Some stakeholders have also called for the narrowing or removal of existing exceptions, such as the technological processes exception, that enable end-users and service providers to employ innovative and efficient technologies to facilitate the authorized use of works. Shaw strongly believes that these exceptions represent a balanced approach that maximizes Canada's participation in the digital economy.
While Shaw believes that the Copyright Act overall is well balanced, minor changes should be made to the notice and notice framework to curtail abuses, such as regulations mandating that notices be transmitted to ISPs electronically and in a prescribed form. This has already been discussed in detail today.
As well, Shaw submits that new measures are needed to enable creators to enforce rights against commercial-level online piracy. This will help ensure that rights holders receive fair remuneration and that networks are protected from malicious malware frequently associated with piracy sites. We therefore support an amendment to the Copyright Act's civil remedies to clarify the Federal Court's authority to order ISPs to block access to websites found to be infringing.

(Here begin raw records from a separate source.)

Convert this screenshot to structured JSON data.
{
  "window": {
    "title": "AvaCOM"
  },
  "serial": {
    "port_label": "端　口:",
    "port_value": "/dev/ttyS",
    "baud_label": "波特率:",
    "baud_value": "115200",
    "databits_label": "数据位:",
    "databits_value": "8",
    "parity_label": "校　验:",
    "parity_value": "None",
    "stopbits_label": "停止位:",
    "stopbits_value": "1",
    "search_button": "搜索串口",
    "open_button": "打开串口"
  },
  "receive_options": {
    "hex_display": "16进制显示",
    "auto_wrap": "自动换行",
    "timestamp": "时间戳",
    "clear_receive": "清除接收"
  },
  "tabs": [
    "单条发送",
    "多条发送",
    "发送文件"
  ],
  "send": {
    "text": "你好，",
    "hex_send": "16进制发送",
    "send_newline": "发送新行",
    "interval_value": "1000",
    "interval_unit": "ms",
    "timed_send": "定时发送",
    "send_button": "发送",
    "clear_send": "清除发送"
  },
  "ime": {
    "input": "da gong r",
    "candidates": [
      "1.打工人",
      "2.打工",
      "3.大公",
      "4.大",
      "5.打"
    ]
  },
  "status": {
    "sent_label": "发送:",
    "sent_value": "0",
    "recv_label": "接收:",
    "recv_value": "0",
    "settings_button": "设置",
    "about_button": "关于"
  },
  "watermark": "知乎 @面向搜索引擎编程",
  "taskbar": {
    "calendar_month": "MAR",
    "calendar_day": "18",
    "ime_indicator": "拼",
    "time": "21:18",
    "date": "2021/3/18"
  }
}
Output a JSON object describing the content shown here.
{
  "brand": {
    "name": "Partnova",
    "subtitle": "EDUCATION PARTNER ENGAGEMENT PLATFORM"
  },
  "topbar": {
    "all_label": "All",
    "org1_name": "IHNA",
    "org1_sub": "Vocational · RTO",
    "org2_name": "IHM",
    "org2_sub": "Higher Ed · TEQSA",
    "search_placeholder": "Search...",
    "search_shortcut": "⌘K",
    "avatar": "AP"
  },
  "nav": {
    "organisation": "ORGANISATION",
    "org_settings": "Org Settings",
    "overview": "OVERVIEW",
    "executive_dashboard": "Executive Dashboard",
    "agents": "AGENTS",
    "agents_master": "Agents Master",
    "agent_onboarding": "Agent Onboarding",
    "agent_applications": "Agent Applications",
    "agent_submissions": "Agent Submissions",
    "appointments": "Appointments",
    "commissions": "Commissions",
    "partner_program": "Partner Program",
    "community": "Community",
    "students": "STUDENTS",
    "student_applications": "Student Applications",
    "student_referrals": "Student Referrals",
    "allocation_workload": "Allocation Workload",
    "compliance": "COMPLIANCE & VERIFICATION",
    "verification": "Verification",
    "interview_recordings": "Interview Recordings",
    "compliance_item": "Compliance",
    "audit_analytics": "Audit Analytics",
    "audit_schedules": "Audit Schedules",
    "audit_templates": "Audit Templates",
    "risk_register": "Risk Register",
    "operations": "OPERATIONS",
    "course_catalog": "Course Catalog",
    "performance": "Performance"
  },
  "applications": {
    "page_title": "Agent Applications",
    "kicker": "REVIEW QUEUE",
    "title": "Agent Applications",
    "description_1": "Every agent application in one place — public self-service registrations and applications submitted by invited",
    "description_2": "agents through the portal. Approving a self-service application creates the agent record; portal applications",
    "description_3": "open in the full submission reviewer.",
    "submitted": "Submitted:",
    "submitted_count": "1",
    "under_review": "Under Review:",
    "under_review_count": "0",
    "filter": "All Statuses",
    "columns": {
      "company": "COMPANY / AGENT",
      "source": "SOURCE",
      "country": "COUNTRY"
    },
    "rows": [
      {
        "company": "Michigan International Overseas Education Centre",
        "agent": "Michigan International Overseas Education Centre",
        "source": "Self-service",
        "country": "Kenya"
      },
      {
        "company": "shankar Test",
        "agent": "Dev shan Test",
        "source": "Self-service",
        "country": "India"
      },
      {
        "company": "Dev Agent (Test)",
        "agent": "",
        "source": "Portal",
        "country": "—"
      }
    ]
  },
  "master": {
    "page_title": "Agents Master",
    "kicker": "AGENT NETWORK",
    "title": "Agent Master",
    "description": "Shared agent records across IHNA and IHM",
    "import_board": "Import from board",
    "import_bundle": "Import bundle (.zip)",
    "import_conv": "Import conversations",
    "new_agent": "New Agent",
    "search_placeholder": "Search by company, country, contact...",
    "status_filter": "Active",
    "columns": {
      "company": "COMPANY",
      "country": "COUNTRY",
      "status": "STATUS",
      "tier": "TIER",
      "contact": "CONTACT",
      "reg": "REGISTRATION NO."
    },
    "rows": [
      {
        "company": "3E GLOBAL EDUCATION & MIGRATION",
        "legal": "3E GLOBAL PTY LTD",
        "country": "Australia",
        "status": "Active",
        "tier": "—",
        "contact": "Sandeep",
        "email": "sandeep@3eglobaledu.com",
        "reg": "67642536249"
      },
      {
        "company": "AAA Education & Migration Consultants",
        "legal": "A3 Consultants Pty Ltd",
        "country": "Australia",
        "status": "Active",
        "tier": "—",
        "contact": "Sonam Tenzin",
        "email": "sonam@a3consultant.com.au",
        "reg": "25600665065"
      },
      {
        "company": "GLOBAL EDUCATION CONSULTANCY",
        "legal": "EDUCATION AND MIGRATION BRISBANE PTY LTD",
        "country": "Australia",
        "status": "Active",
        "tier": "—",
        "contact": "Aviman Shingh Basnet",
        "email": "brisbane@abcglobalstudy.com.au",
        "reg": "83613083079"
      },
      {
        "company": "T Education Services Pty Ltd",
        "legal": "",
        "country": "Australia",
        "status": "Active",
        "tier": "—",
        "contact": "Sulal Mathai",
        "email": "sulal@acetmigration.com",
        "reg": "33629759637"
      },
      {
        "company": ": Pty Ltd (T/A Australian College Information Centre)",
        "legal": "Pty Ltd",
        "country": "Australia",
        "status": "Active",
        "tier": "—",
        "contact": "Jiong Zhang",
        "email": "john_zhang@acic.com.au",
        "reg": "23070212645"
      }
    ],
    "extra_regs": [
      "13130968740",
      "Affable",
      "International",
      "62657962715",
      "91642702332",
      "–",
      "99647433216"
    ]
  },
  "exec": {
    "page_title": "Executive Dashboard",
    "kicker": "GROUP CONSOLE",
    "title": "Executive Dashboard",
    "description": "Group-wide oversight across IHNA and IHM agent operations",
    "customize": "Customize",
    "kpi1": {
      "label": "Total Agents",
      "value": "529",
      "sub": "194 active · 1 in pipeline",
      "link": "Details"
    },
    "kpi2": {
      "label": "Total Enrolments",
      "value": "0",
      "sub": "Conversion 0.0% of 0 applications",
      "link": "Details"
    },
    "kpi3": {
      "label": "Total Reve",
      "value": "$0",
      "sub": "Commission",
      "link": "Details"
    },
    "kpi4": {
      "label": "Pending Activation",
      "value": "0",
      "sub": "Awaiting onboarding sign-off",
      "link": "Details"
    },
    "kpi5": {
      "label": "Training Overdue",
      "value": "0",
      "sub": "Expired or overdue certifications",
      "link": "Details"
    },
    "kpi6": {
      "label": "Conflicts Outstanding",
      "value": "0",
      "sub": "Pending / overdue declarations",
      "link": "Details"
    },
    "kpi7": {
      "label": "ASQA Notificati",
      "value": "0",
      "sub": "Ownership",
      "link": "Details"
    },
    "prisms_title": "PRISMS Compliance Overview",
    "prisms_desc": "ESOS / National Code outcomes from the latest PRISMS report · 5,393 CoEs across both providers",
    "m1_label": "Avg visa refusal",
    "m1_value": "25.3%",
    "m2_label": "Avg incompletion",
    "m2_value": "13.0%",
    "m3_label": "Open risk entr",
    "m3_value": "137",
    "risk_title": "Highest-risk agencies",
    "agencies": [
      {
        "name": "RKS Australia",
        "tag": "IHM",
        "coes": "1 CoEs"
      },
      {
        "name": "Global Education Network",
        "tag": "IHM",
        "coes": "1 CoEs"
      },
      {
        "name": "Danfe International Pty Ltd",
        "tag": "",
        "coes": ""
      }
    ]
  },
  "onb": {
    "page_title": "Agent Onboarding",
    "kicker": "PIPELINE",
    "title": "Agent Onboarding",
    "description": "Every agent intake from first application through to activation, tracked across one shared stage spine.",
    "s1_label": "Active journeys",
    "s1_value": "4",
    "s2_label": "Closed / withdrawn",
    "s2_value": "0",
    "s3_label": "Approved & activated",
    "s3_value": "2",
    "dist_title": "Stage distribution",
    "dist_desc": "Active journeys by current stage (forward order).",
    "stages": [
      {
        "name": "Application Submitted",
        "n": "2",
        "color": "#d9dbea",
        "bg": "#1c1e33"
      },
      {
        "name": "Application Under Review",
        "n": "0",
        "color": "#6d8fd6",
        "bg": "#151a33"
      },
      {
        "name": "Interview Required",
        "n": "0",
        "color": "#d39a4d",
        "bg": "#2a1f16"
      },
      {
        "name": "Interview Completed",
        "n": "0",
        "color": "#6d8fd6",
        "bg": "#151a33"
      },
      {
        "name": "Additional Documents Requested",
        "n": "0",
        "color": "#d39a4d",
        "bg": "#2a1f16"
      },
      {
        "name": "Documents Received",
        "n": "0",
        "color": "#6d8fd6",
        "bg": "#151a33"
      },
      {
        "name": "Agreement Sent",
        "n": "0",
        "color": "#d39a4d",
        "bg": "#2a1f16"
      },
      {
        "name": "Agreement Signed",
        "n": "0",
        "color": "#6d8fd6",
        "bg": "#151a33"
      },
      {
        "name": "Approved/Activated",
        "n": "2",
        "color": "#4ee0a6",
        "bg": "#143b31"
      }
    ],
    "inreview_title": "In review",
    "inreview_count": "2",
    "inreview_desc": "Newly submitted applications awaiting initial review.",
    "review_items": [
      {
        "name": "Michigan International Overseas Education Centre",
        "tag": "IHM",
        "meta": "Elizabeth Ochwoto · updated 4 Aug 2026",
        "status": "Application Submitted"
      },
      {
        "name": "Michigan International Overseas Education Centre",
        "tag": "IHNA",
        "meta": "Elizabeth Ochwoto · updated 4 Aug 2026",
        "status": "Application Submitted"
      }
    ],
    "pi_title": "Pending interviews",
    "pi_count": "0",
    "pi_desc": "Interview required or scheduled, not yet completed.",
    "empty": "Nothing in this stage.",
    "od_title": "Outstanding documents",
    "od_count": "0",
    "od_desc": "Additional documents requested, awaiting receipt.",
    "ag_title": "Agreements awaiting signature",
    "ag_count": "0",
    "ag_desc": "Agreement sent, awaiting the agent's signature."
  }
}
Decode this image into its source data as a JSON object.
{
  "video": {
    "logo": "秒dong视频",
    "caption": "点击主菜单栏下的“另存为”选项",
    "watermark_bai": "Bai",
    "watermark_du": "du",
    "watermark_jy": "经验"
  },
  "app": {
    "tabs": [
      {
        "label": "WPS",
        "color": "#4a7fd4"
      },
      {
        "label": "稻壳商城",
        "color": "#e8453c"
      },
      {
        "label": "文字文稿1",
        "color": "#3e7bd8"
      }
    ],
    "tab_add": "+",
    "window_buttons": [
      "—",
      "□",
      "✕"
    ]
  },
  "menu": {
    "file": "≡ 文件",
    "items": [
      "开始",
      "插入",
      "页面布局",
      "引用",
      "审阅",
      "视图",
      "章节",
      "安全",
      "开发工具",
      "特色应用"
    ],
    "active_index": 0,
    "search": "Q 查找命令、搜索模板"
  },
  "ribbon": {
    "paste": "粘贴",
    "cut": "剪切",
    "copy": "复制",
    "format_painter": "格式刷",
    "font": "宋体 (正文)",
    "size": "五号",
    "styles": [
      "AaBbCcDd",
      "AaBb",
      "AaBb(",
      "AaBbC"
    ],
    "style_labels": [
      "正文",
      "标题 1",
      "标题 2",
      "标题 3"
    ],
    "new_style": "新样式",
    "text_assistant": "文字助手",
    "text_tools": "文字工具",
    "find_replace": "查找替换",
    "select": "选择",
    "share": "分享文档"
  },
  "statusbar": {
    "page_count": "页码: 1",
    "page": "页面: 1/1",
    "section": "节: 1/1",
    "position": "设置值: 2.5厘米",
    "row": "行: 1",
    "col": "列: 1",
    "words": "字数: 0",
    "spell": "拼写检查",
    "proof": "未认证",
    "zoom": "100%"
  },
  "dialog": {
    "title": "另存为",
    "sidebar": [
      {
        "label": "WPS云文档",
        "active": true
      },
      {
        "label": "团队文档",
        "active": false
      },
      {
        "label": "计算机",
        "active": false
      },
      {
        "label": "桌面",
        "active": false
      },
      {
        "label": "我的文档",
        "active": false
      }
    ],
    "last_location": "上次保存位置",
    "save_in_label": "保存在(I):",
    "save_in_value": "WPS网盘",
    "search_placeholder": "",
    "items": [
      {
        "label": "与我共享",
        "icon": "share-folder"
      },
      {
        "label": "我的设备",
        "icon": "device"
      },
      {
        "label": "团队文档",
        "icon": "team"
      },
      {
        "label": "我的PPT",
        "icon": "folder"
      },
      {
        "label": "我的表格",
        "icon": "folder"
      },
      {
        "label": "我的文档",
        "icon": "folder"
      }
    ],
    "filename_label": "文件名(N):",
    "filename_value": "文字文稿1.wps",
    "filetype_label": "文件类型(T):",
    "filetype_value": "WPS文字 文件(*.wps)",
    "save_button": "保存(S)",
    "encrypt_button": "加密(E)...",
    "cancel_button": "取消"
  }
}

In conclusion, Canada's Copyright Act achieves an appropriate and thoughtful balance between creator, user, and intermediary interests, subject to the minor amendments that we've recommended. The extensive changes requested by various stakeholders would disrupt the achievement of policy objectives pursuant to the overall legislative framework governing copyright, broadcasting and telecommunications.
Thanks very much. We look forward to your questions.